| Semester and Year | SP 2011 |
| Course Number | FIRST-UG727 |
| Section | 001 |
| Instructor | Chinnie Ding |
| Days | Mon,Wed |
| Time | 11:00 AM - 12:15 PM |
| Units | 4.0 |
| Level | U |
| Foundation Requirement |
Blink. Sniff. Tickle. Eavesdrop. Slurp. We experience the world through our senses. To make sense of what we sense is to navigate between feeling and knowing, immediacy and otherness, idiosyncrasy and consensus. Whether deprivation or overload, sensory experience at once invites description and eludes understanding, challenging writers and scientists alike.
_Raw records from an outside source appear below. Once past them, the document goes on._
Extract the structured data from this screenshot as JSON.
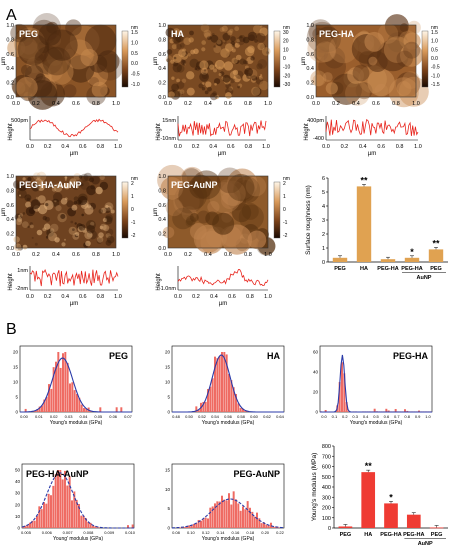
{
  "panel_letters": {
    "a": "A",
    "b": "B"
  },
  "afm": {
    "axis_label": "µm",
    "ticks": [
      "0.0",
      "0.2",
      "0.4",
      "0.6",
      "0.8",
      "1.0"
    ],
    "height_label": "Height",
    "colorbar_unit": "nm",
    "maps": [
      {
        "label": "PEG",
        "cbar": [
          "1.5",
          "1.0",
          "0.5",
          "0.0",
          "-0.5",
          "-1.0"
        ],
        "colors": {
          "base": "#8a5426",
          "light": "#c88a4e",
          "dark": "#4a2810"
        }
      },
      {
        "label": "HA",
        "cbar": [
          "30",
          "20",
          "10",
          "0",
          "-10",
          "-20",
          "-30"
        ],
        "colors": {
          "base": "#7a4a22",
          "light": "#d79a58",
          "dark": "#3b1e0a"
        }
      },
      {
        "label": "PEG-HA",
        "cbar": [
          "1.5",
          "1.0",
          "0.5",
          "0.0",
          "-0.5",
          "-1.0",
          "-1.5"
        ],
        "colors": {
          "base": "#9a5e2c",
          "light": "#c98c52",
          "dark": "#5a3214"
        }
      },
      {
        "label": "PEG-HA-AuNP",
        "cbar": [
          "2",
          "1",
          "0",
          "-1",
          "-2"
        ],
        "colors": {
          "base": "#6e4220",
          "light": "#e0b07a",
          "dark": "#2e1606"
        }
      },
      {
        "label": "PEG-AuNP",
        "cbar": [
          "2",
          "1",
          "0",
          "-1",
          "-2"
        ],
        "colors": {
          "base": "#8e5a2a",
          "light": "#c08450",
          "dark": "#55300f"
        }
      }
    ],
    "profiles": [
      {
        "ymax": "500pm",
        "ymin": "",
        "extra": ""
      },
      {
        "ymax": "15nm",
        "ymin": "-10nm",
        "extra": ""
      },
      {
        "ymax": "400pm",
        "ymin": "-400",
        "extra": ""
      },
      {
        "ymax": "1nm",
        "ymin": "-2nm",
        "extra": ""
      },
      {
        "ymax": "",
        "ymin": "-1.0nm",
        "extra": ""
      }
    ],
    "trace_color": "#e8241c"
  },
  "histograms": {
    "xlabel": "Young's modulus (GPa)",
    "xlabel_alt": "Young' modulus (GPa)",
    "panels": [
      {
        "label": "PEG",
        "ticks": [
          "0.00",
          "0.01",
          "0.02",
          "0.03",
          "0.04",
          "0.05",
          "0.06",
          "0.07"
        ],
        "yticks": [
          "0",
          "5",
          "10",
          "15",
          "20"
        ]
      },
      {
        "label": "HA",
        "ticks": [
          "0.48",
          "0.50",
          "0.52",
          "0.54",
          "0.56",
          "0.58",
          "0.60",
          "0.62",
          "0.64"
        ],
        "yticks": [
          "0",
          "5",
          "10",
          "15",
          "20"
        ]
      },
      {
        "label": "PEG-HA",
        "ticks": [
          "0.0",
          "0.1",
          "0.2",
          "0.3",
          "0.4",
          "0.5",
          "0.6",
          "0.7",
          "0.8",
          "0.9",
          "1.0"
        ],
        "yticks": [
          "0",
          "20",
          "40",
          "60"
        ]
      },
      {
        "label": "PEG-HA-AuNP",
        "ticks": [
          "0.005",
          "0.006",
          "0.007",
          "0.008",
          "0.009",
          "0.010"
        ],
        "yticks": [
          "0",
          "10",
          "20",
          "30",
          "40",
          "50"
        ]
      },
      {
        "label": "PEG-AuNP",
        "ticks": [
          "0.08",
          "0.10",
          "0.12",
          "0.14",
          "0.16",
          "0.18",
          "0.20",
          "0.22"
        ],
        "yticks": [
          "0",
          "5",
          "10",
          "15"
        ]
      }
    ],
    "bar_color": "#ef6a62",
    "fit_color": "#2a3aa8"
  },
  "chart_data": [
    {
      "type": "bar",
      "title": "",
      "xlabel": "",
      "ylabel": "Surface roughness (nm)",
      "categories": [
        "PEG",
        "HA",
        "PEG-HA",
        "PEG-HA",
        "PEG"
      ],
      "group_label": "AuNP",
      "values": [
        0.3,
        5.4,
        0.2,
        0.3,
        0.9
      ],
      "significance": [
        "",
        "**",
        "",
        "*",
        "**"
      ],
      "ylim": [
        0,
        6
      ],
      "yticks": [
        "0",
        "1",
        "2",
        "3",
        "4",
        "5",
        "6"
      ],
      "color": "#e0a251"
    },
    {
      "type": "bar",
      "title": "",
      "xlabel": "",
      "ylabel": "Young's modulus (MPa)",
      "categories": [
        "PEG",
        "HA",
        "PEG-HA",
        "PEG-HA",
        "PEG"
      ],
      "group_label": "AuNP",
      "values": [
        15,
        545,
        240,
        130,
        5
      ],
      "significance": [
        "",
        "**",
        "*",
        "",
        ""
      ],
      "ylim": [
        0,
        800
      ],
      "yticks": [
        "0",
        "100",
        "200",
        "300",
        "400",
        "500",
        "600",
        "700",
        "800"
      ],
      "color": "#ef3b33"
    }
  ]
}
This class explores the mechanics as well as the poetics of perception. Students develop individual research topics from a wide range of disciplines, such as literature, music, philosophy, neuroscience, art, and mysticism. Color, pain, noise, metaphor, synesthesia, umami, the sublime, phantom limbs, and "non-lethal" weaponry will be some phenomena we look into. Readings may include works by Marcel Proust, John Cage, Isadora Duncan, Vladimir Nabokov, Oliver Sacks, Emily Dickinson, Michael Pollan, Diane Ackerman, and others. Films and field trips will supplement the readings.